Has anyone formulated a mathematically rigorous definition of computable functions on more general sets (e.g. integers, rational numbers, $\mathbb{Z} \times \{1,2,...,n\}$, etc)? I realize definitions of computable functions based on the ideas of recursion would require some technical adjustment to accommodate such sets.
Obviously, there is a bijection between any two countable sets. However, as their are infinite subsets of $\mathbb{N}$ which are not decidable/computable/recursive, then we can't immediately extend our definition of computable functions to arbitrary countable sets. The infinite sets would need to be able to be "recursively defined" somehow. However, this requires the previous mentioned technicalities to define recursive (computable) functions on or to sets other than $\mathbb{N}$.
References to good texts or articles discussing such extensions would be great!
Indeed. You can use any set which has an effective symbolic representation.
The problem with doing that in full generality is that you'd need a rigorous definition of "effective symbolic representation". It's not that there's any real disagreement what that means, but the only technically workable way I can imagine defining it is to declare by fiat that some canonical set is effectively symbolic and say that an effectively symbolic representation of a different set is an "effective" injection into your canonical set.

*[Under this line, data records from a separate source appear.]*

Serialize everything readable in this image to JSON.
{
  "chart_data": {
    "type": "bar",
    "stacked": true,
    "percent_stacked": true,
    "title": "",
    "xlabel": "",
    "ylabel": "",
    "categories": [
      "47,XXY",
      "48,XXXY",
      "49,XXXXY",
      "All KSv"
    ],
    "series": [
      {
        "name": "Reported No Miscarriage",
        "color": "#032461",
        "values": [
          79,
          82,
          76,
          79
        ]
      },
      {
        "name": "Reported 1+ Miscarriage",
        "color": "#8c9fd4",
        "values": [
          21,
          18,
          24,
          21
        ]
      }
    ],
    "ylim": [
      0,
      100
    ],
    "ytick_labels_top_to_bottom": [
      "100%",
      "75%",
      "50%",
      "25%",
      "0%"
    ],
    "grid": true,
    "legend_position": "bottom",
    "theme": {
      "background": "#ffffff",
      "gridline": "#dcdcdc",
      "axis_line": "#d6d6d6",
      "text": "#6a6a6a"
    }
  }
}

But then what we're really doing is just computability theory on that canonical set anyway, just with more words surrounding it! All we can do is vary our choice of canonical set -- but all the reasonable choices are equivalent anyway.
As you've noticed, mathematical logicians like using $\mathbb N$ as the canonical sets.
If you ask a computer scientist, they will be somewhat more likely to consider the set of finite bit strings (or possibly finite strings over some unspecified finite alphabet) to be canonical. If they're at the "engineering" end of computer science they may even prefer byte strings, though this may be considered somewhat facetious.
As a randomish text suggestion, Neil Jones (who was my Ph.D. advisor) considered the set of lisp-like data items to be technically superior to either of these, and wrote a book developing the standard theory in that setting.